Another thing I plan on doing for my apartment, is going to a thrift store or even an antique shop to look for furniture. Looking for used pieces that have their wear and tear is very relaxing, but also eye opening. There is so much potential behind every piece that I may find. Just like Leyla Acaroglu stated in her TED talk, we need to design for disassembly. I should not have to go buy a new chair from Target or Ikea, when I could simply take an old dresser that I want to get rid of and turn it in to a chair. Taking apart a piece of furniture and creating something with a new purpose that also looks highly fashionable, should be the norm. Do you realize how much waste we could eliminate if everyone reused their own furniture? Leyla also taught us that landfills produce a lot of methane because they are so tight and compact; but if we design for disassembly we can reduce waste and reduce the amount of waste that goes to landfills. By creating a seating (and storage) area out of an old dresser, I am reducing my carbon footprint and becoming more mindful of my impact on mother nature.

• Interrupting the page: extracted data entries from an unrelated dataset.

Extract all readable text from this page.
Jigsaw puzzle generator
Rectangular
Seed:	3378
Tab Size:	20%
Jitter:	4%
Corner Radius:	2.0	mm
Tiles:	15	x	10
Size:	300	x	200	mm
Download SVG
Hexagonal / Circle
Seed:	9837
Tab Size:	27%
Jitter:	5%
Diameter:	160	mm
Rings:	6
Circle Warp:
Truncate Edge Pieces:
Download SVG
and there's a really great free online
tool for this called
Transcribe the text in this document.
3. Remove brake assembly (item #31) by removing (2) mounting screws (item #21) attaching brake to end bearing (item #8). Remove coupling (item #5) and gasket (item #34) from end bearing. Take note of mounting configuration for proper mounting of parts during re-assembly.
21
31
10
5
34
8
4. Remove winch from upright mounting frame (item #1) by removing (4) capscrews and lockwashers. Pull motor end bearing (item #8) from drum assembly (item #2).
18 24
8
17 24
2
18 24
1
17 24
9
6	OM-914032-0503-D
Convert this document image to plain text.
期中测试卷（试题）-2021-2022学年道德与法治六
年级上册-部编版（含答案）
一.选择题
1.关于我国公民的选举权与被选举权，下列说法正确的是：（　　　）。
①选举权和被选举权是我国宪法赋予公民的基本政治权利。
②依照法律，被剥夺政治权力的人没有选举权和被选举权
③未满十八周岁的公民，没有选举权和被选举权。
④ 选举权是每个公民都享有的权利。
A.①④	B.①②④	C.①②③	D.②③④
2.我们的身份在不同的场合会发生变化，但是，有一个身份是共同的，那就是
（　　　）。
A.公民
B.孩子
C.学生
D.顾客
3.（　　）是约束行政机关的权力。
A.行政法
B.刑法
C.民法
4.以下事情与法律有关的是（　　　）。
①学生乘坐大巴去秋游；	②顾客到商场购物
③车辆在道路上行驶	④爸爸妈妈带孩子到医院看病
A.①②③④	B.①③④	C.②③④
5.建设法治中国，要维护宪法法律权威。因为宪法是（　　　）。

After learning about my carbon footprint, I have been very conscious of my actions. Do I need to drive to Walmart, or can I walk? Should I throw away this old t-shirt, or should I turn it into a unique pillow? I think about the energy that I am using every day, including the amount of water I use when I shower or the number of things I have plugged in. Energy consumption is ruining our atmosphere, and I have no intention of contributing more than necessary. By researching my topic for my investigative report, I learned how big of an issue energy consumption in buildings really is. There are many solutions that are being proposed by governments all around the world, but some of them are aiming too high. And just like it was stated in this week’s reading, many solutions will be costly, both for the government and for home owners. But, if you include biophilic design into the architecture of the building, then the cost will pay itself off by lowering utility costs, and improving air quality and production.